Book Critique: Robert Parker’s Looking for Rachel Wallace
In honor of Robert B. Parker’s birthday (Sep. 17), I’m re-running this analysis I did of one of his best novels, Looking for Rachel Wallace. Enjoy!
In honor of Robert B. Parker’s birthday (Sep. 17), I’m re-running this analysis I did of one of his best novels, Looking for Rachel Wallace. Enjoy!
I imagine that, for most authors, the urge to write comes from reading. My earliest attempt came from having read a story and wanting to emulate it. There is something about the cognitive process that, for writers and would-be writers, makes the act of reading equate almost directly with writing.
Unfortunately, our cognitive process blithely glosses over an important fact: that writing a book is an order of magnitude harder than reading one. That single issue has broken the will of more than one would-be novelist over the years. We probably all know someone who, flush with the pleasure of having finished a really good book, has bought a new laptop, a shelf-full of Writers Digest guides, and sat down to knock out their first novel in a weekend…only to give it up before Monday morning.
But that doesn’t mean that the original impulse—to read in order to write—was unfounded. To be a good writer, you have to continue to read and, in fact, improve as a reader if you want to be successful.
I was at a New Year’s party, talking to one of the guests about favorite books. He mentioned some comics, I mentioned some mysteries. The conversation turned to ongoing storylines: what we liked and why.
“What series do you like?” he asked. “Like, a character that you really can’t wait to read again to see what they’re up to?”
I hemmed and hawed, and eventually chose Robert Parker’s Spenser character. “But only the first seven books or so,” I amended.
I went on to explain that, while I loved the character and the first half-dozen novels, Parker’s writing became so formulaic (to me) after a certain point that I read the rest of the 40-odd novels in the series only out of a sense of loyalty. Subsequent books had all the excitement of tucking into a favorite Sunday dinner: it was familiar, and comforting, but I wasn’t ever going to be wowed by it. And, far from being protective of the characters and plots, I would’ve welcomed a radical change (in the same way I could use a different side-dish on the table…or, hell, ordered Chinese).
My friend said he’d experienced the same thing with comics, but that–with few exceptions–he always kept coming back to his favorites. I agreed; I’ll never stop loving those first seminal Spenser stories, even though the vast majority of them are cookie-cutter renditions of those first few great ones.
“Why is that?” he asked. “What makes us stick with these series–or even a single book–if whole parts of them stink?”
So, right there on the spot, we cobbled together a pretentious academic theory: The Point of Defection. It goes like this:
At some point, a writer will interest a new reader in their story. The tale can be of any length: if it’s a series, maybe Book One does it. In a single novel, a particular plot line. In a short story, it might be the first sentence.

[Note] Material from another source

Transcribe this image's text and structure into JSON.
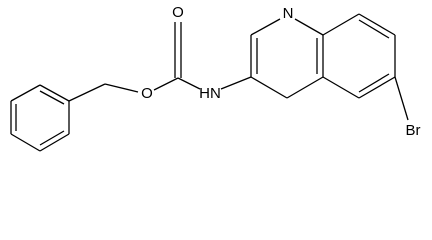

If the writer is skilled and careful, as the reader moves along he or she will become so invested in the ongoing life of the character/plot/world that they pass The Point of Defection. They’re hooked, and after this moment whole lines, chapters, and even books can be a disappointment and it won’t matter: the reader will stick with the author through thick and thin (i.e., won’t defect). Can you imagine any fan of The Game of Thrones not buying the next book just because they didn’t like A Feast for Crows…even though it’s one-fourth of the entire series to date? Or a Sue Grafton follower not buying the Z is for Zebra (or whatever the next Kinsey Millhone mystery is) because G though M didn’t tickle their fancy?
(Of course, it certainly helps the overall “health” of a series if the writer raises his game again: as many movie-goers know, “Sequel-itis” stings a lot less if Number Three delivers.)
After we were done admiring ourselves for codifying and naming this common-sense principle, I suggested an addendum: the more legs a story has to stand on, the less likely the defection. In comics and related short story collections, there are enough “legs” (mini Points of Defection?) that a reader is free to take or leave a number of them without defecting.
The original Conan series, for instance, are all collections of stories; Robert E. Howard never wrote a Conan novel. Same with Fritz Leiber’s immortal Fafhrd and the Gray Mouser series; there is only one novella and one novel; the rest are short stories. Comics and graphic novels, the same: they often rely on an underlying premise to carry the life-story of the protagonist forward, but individual adventures can be dismissed or embraced without requiring the reader to “drop” the whole series.
My love of the Spenser novels can be seen in this light: I could only tolerate 30 mediocre novels if I’d already loved seven of them (a ratio of 1:6). Give me one great book and six stinkers and I’d probably walk away from the series (and maybe the author).
Reverse engineering a series’ success this way doesn’t really tell us much as writers, since the lesson seems to be: write a good story, hook your readers, and let yourself skate when they’ve passed the Point of Defection. Theproblem is, since you don’t know when that ‘Point is, you could end up really screwing yourself.
So, you’re left with something you already knew: just write a good story. Keep doing that and you’ll never have to worry about where your Point of Defection is.